If ad-hoc SQL is involved, calculating the cumulative time, reads or CPU can be extremely non-trivial, as the slightly different query structures, and different values that may be hard-coded within the query, can make it very difficult to identify queries of the same pattern. Fortunately, this application uses just stored procedures, and as such getting the cumulative execution characteristics is relatively easy.
NOTE:  Parsing and identifying matching ad-hoc SQL Statements is extremely complex and there's no good way to do it in T-SQL. For an app that uses a great deal of ad-hoc SQL, I would recommend a tool like ReTrace to do the import and analysis, as it has the capability to parameterise queries that it reads from a trace file.
The following query will extract the name of the procedure from the text of the statement, using the EXEC keyword to identify where the procedure name starts and a space to find where it ends. This will not work perfectly in all cases, for example when a procedure has a space in the name.
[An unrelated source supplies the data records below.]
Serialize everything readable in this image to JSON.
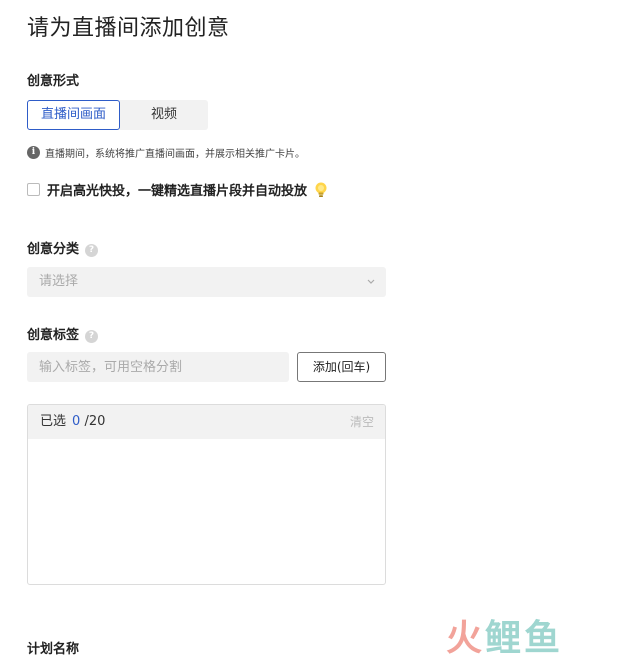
{
  "page": {
    "title": "请为直播间添加创意"
  },
  "creative_form": {
    "label": "创意形式",
    "options": [
      "直播间画面",
      "视频"
    ],
    "selected": "直播间画面",
    "hint": "直播期间，系统将推广直播间画面，并展示相关推广卡片。"
  },
  "highlight": {
    "checked": false,
    "label": "开启高光快投，一键精选直播片段并自动投放"
  },
  "category": {
    "label": "创意分类",
    "placeholder": "请选择"
  },
  "tags": {
    "label": "创意标签",
    "input_placeholder": "输入标签，可用空格分割",
    "add_button": "添加(回车)",
    "selected_label": "已选",
    "selected_count": "0",
    "max": "/20",
    "clear_label": "清空"
  },
  "plan": {
    "label": "计划名称"
  },
  "watermark": {
    "part1": "火",
    "part2": "鲤鱼"
  },
  "colors": {
    "accent": "#2e5cc8",
    "field_bg": "#f2f2f2"
  },
  "icons": [
    "info-icon",
    "lightbulb-icon",
    "help-icon",
    "chevron-down-icon"
  ]
}
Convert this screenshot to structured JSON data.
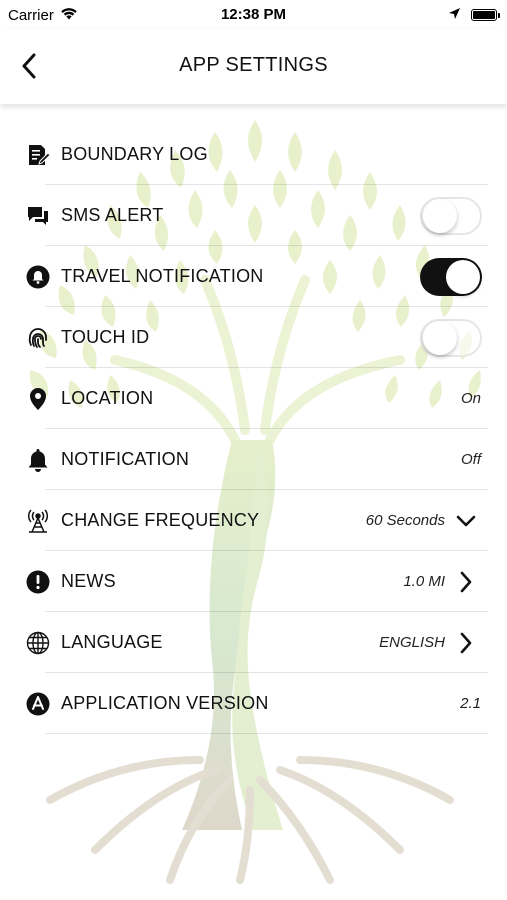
{
  "status_bar": {
    "carrier": "Carrier",
    "time": "12:38 PM"
  },
  "nav": {
    "title": "APP SETTINGS"
  },
  "settings": [
    {
      "label": "BOUNDARY LOG",
      "icon": "document-edit-icon"
    },
    {
      "label": "SMS ALERT",
      "icon": "chat-bubbles-icon",
      "toggle": "off"
    },
    {
      "label": "TRAVEL NOTIFICATION",
      "icon": "bell-circle-icon",
      "toggle": "on"
    },
    {
      "label": "TOUCH ID",
      "icon": "fingerprint-icon",
      "toggle": "off"
    },
    {
      "label": "LOCATION",
      "icon": "location-pin-icon",
      "value": "On"
    },
    {
      "label": "NOTIFICATION",
      "icon": "bell-icon",
      "value": "Off"
    },
    {
      "label": "CHANGE FREQUENCY",
      "icon": "antenna-tower-icon",
      "value": "60 Seconds"
    },
    {
      "label": "NEWS",
      "icon": "exclamation-circle-icon",
      "value": "1.0 MI"
    },
    {
      "label": "LANGUAGE",
      "icon": "globe-icon",
      "value": "ENGLISH"
    },
    {
      "label": "APPLICATION VERSION",
      "icon": "app-store-icon",
      "value": "2.1"
    }
  ],
  "colors": {
    "toggle_on": "#111111",
    "tree_leaves": "#c8de7a",
    "tree_trunk": "#b9aa88"
  }
}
As with ad-hoc SQL, there's no easy method that will work in all cases to identify the procedure name, but this does cover the majority of cases.
UPDATE TraceResults
   SET ProcedureName =
      RIGHT(TextData, LEN(TextData) - CHARINDEX(' ',TextData, CHARINDEX('Exec',TextData))),
      CHARINDEX(' ', RIGHT(TextData, LEN(TextData) - CHARINDEX(' ',TextData, CHARINDEX('Exec',TextData))) + ' ')
where TextData like '%exec%'
Now that I have the procedure name for each of the queries in my trace table, it's trivial to aggregate the execution characteristics of these stored procedure over the sample period, as shown in Figure 5:
Figure 5: Aggregating execution statistics by stored procedure
As you can see, the procedure that had the both the highest total duration and the highest total IO is "ViewThread", with a total duration summed over all executions of 1,815,846 milliseconds, a total number of IOs of 442,711,386 and an execution count of 2377.
It's these procedures that I need to tackle first, in my drive to improve the overall system performance. I've often found, based on my experience performance tuning assorted systems, that optimising the three most intensive procedures (by time, CPU, reads or a combination) will result in dramatically improved performance of the entire system. If overall performance does not improve sufficiently, then I'll look at the next three procedures, and so on.
I do not recommend ever trying to optimise everything in one go. Firstly, trying to optimise all stored procedures, in anything other than a tiny application, will take ages. Secondly, changes made because of one procedure may completely change the execution characteristics of a different procedure and invalidate any work done on that.